Claire Anderson and I walked around Union Square tonight with heavy, bazillion-dollar camera equipment slung on our backs. We needed a story for our TV skills class. In two hours, we found more than we could ever do in a night: a group of GLBT homeless teenagers that gathers nightly in the square; a clearly insane man playing a guitar he “got for free”; a late-night recruiter from the Church of Jesus Christ of Latter-Day Saints; and a Puerto Rican, 9/11-inspired artist named Edwin Class.

We picked Class. He was a gem of an interview subject. It didn’t matter to him that Claire and I were bozos with the camera and tripod --- once we got the camera rolling, he talked with the ease of someone married to Barbara Walters.
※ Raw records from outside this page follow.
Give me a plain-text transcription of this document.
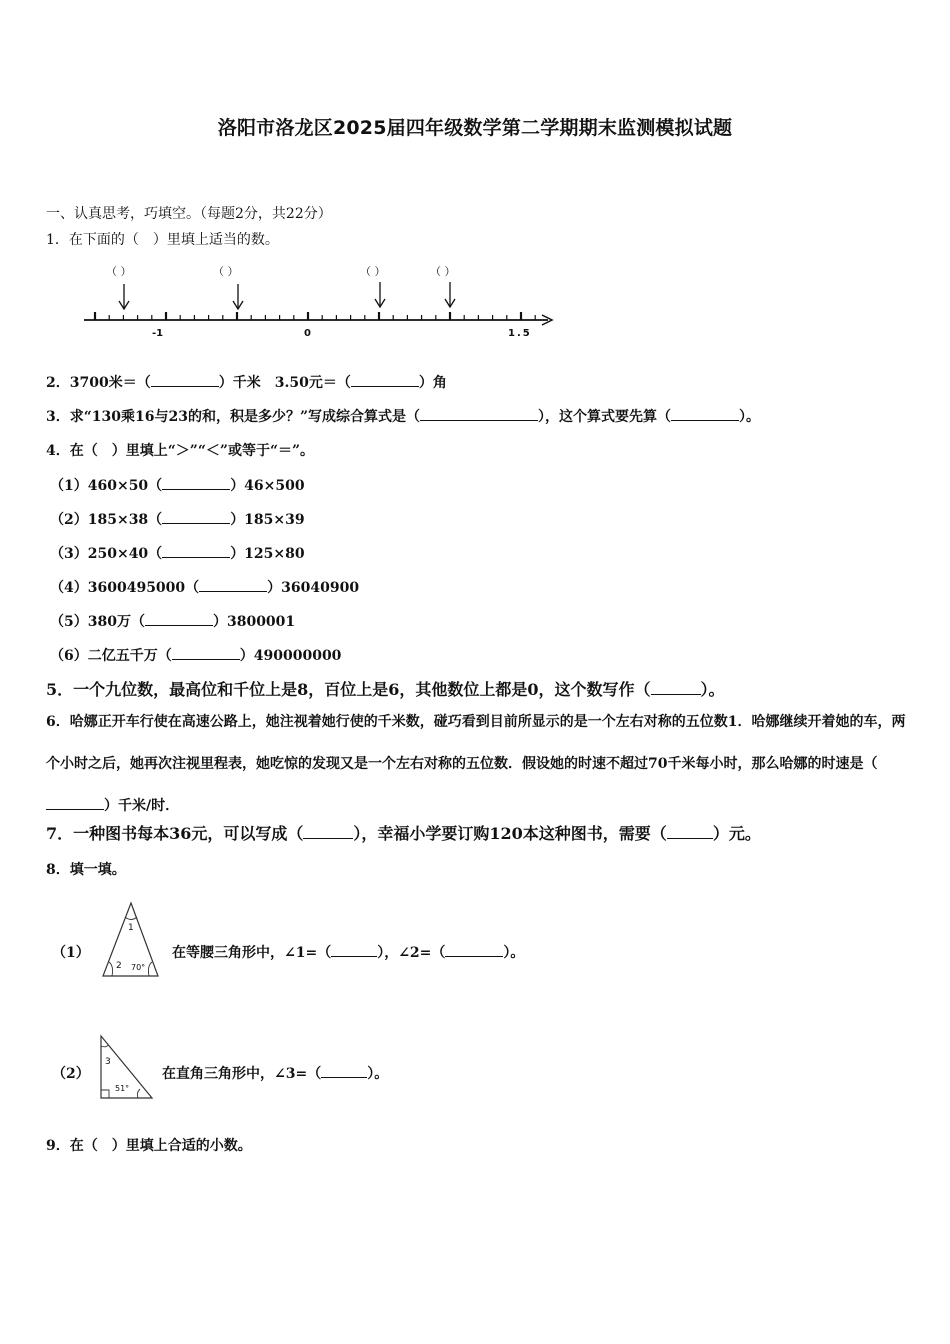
洛阳市洛龙区2025届四年级数学第二学期期末监测模拟试题
一、认真思考，巧填空。（每题2分，共22分）
1．在下面的（　）里填上适当的数。
（ ）	（ ）	（ ）	（ ）
-1	0	1.5
2．3700米＝（	）千米　3.50元＝（	）角
3．求“130乘16与23的和，积是多少？”写成综合算式是（	），这个算式要先算（	）。
4．在（　）里填上“＞”“＜”或等于“＝”。
（1）460×50（	）46×500
（2）185×38（	）185×39
（3）250×40（	）125×80
（4）3600495000（	）36040900
（5）380万（	）3800001
（6）二亿五千万（	）490000000
5．一个九位数，最高位和千位上是8，百位上是6，其他数位上都是0，这个数写作（	）。
6．哈娜正开车行使在高速公路上，她注视着她行使的千米数，碰巧看到目前所显示的是一个左右对称的五位数1．哈娜继续开着她的车，两个小时之后，她再次注视里程表，她吃惊的发现又是一个左右对称的五位数．假设她的时速不超过70千米每小时，那么哈娜的时速是（）千米/时．
7．一种图书每本36元，可以写成（	），幸福小学要订购120本这种图书，需要（	）元。
8．填一填。
（1）
1
2 70°
在等腰三角形中，∠1=（	），∠2=（	）。
（2）
3
51°
在直角三角形中，∠3=（	）。
9．在（　）里填上合适的小数。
The best part of the interview began when he took out a pair of scissors and a book of matches. In less than a minute, he’d snipped off the heads of most of the matches. After a few more cuts in slants and jags, only two matches were standing tall. We were looking at the New York City skyline, he said, as it was before the towers fell.

Class scraped the skyline against another matchbook and the towers ignited in a tiny puff of flame. Two black marks were left behind the charred matchheads. Those are called the footprints, Class said. He explained how people became ash that day; how the buildings fell seven floors below ground level.

For someone who said his favorite artistic medium is people, he worked well with a matchbook. And I got to keep it --- it’s tucked away for now, in my purse.